Когда человеку следует решиться на действие? Что подразумевать под действием? И не оказывается ли иногда человек в таком положении, когда отказ от действия есть высшая форма действия? Иисус молчал, стоя перед Пилатом. Будда протянул толпе цветок, дабы люди его созерцали, и это была его величайшая проповедь.
– Джин, – решился я однажды сказать, – вот вы заявили, что все что ни есть – благо, что зло – это лишь негативная сторона позитивного, что замысел совершенен, что свет рассеет тьму, что истина восторжествует и уже торжествует... Но способны ли вы воздержаться от помощи слабому, от попытки исправить бесчестного, способны ли ответить молчанием на глупые вопросы или властные требования? Можете ли просто быть самою собой, уверенной, что больше от вас ничего и не требуется? Разве этого недостаточно – быть? Или, как вы выражаетесь, видеть? Видеть фальшь, иллюзию, подделку?
У меня никогда не возникало малейшего сомнения в ее искренности. Единственный недостаток, смею так это назвать, который я мог обнаружить у нее, – это чрезмерное чувство сострадания. Тем не менее может ли быть более тесная связь между человеческим и божественным? Сострадательная натура пробуждается именно тогда, когда сердце и разум становятся едины, когда воля полностью подчиняется их власти. В подлинном сострадании нет ни пристрастности, ни личного отношения. В нем ничего нет от уступчивости или бессилия. Как раз напротив. Сострадание, едва вступая, сводит все диссонансы к единому созвучию. Но оно может возникнуть, стать эффективным и оказать магическое действие только при наличии абсолютной уверенности, абсолютного совпадения с истиной. «Я и Отец – одно».
Я же порою замечал у нее колебания или нерешительность, что заставляло ее в моменты слабости делать над собой легкое усилие, что только «мастер» способен себе запретить, – а если не запрещает, то потому, что уверен в последствиях. Прежде ей часто приходилось делать над собой мучительные усилия, и это дорого ей обошлось. Существовала небольшая опасность, что это может повториться. Вопрос был в том, как продвигаться дальше, как стать еще более полезной людям, но при этом избежать новых соблазнов, новых ловушек, которые расставляет нам наше эго.

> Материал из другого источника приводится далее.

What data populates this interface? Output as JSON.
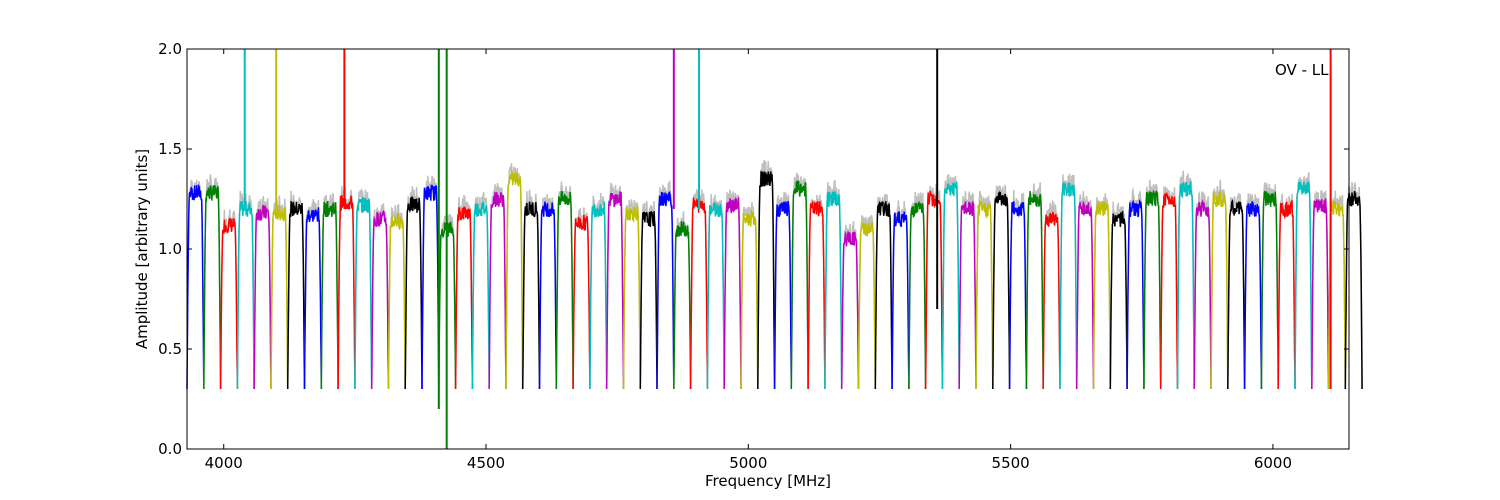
{
  "chart_data": {
    "type": "line",
    "title": "",
    "xlabel": "Frequency [MHz]",
    "ylabel": "Amplitude [arbitrary units]",
    "xlim": [
      3930,
      6145
    ],
    "ylim": [
      0.0,
      2.0
    ],
    "xticks": [
      4000,
      4500,
      5000,
      5500,
      6000
    ],
    "yticks": [
      0.0,
      0.5,
      1.0,
      1.5,
      2.0
    ],
    "ytick_labels": [
      "0.0",
      "0.5",
      "1.0",
      "1.5",
      "2.0"
    ],
    "annotation": "OV - LL",
    "grid": false,
    "legend": "none",
    "color_cycle": [
      "#0000ff",
      "#008000",
      "#ff0000",
      "#00bfbf",
      "#bf00bf",
      "#bfbf00",
      "#000000"
    ],
    "shadow_color": "#bfbfbf",
    "band_start_mhz": 3930,
    "band_width_mhz": 32,
    "band_plateau_levels": [
      1.28,
      1.28,
      1.12,
      1.2,
      1.18,
      1.18,
      1.2,
      1.17,
      1.2,
      1.23,
      1.22,
      1.15,
      1.14,
      1.22,
      1.28,
      1.1,
      1.18,
      1.2,
      1.25,
      1.35,
      1.2,
      1.2,
      1.25,
      1.13,
      1.2,
      1.25,
      1.18,
      1.15,
      1.25,
      1.1,
      1.22,
      1.2,
      1.22,
      1.15,
      1.35,
      1.2,
      1.3,
      1.2,
      1.25,
      1.05,
      1.1,
      1.2,
      1.15,
      1.2,
      1.25,
      1.3,
      1.2,
      1.2,
      1.25,
      1.2,
      1.25,
      1.15,
      1.3,
      1.2,
      1.2,
      1.15,
      1.2,
      1.25,
      1.25,
      1.3,
      1.2,
      1.25,
      1.2,
      1.2,
      1.25,
      1.2,
      1.3,
      1.22,
      1.2,
      1.25
    ],
    "band_dip_min": 0.3,
    "spikes": [
      {
        "x": 4040,
        "y_min": 1.2,
        "y_max": 2.0,
        "color": "#00bfbf"
      },
      {
        "x": 4100,
        "y_min": 1.2,
        "y_max": 2.0,
        "color": "#bfbf00"
      },
      {
        "x": 4230,
        "y_min": 1.2,
        "y_max": 2.0,
        "color": "#ff0000"
      },
      {
        "x": 4410,
        "y_min": 0.2,
        "y_max": 2.0,
        "color": "#008000"
      },
      {
        "x": 4425,
        "y_min": 0.0,
        "y_max": 2.0,
        "color": "#008000"
      },
      {
        "x": 4858,
        "y_min": 1.2,
        "y_max": 2.0,
        "color": "#bf00bf"
      },
      {
        "x": 4906,
        "y_min": 1.2,
        "y_max": 2.0,
        "color": "#00bfbf"
      },
      {
        "x": 5360,
        "y_min": 0.7,
        "y_max": 2.0,
        "color": "#000000"
      },
      {
        "x": 6110,
        "y_min": 0.3,
        "y_max": 2.0,
        "color": "#ff0000"
      }
    ]
  }
}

Она сознавала эту опасность и каждый день заново приучала себя подавлять даже самое чистое, но рассудочное желание прийти на помощь. Понимая, что увещевать самое себя – это все равно что напоминать себе о собственных недостатках, она также заставляла себя повиноваться только душевным порывам. Борясь за то, чтобы оставаться открытой, чтобы не принимать решений, не давать оценок, не проявлять волю, видеть каждую ситуацию такой, какова она есть на данный момент, а не была прежде, борясь за то, чтобы не бороться, сражаясь за то, чтобы не сражаться, решая не решать, она превратила себя в поле битвы. Внешне эта сложная борьба никак на ней не отражалась; она всегда выглядела безмятежной, уверенной в себе, полной оптимизма и благополучной. Однако внутри нее пылало пламя. У нее была задача в жизни, но какова она, эта задача, было все менее и менее ясно. Чем мудрей она становилась, чем проницательней, тем больше сужалось для нее поле деятельности. А она всегда была личностью очень активной, очень энергичной. Наверно, и не представляла себе, что такое усталость. Она изо всех сил старалась быть как можно незаметней. Она даже покорилась желанию покориться. Но ее жизнь – для тех, кто с тревогой следил за ней, – казалось, становится все более бурной, более сложной. Ее приезды и отъезды были беспорядочны, как метания стрелки компаса в присутствии рудной залежи. Каждый находил свое объяснение ее поступкам, но ни одно из них не было верным. Даже ее собственное.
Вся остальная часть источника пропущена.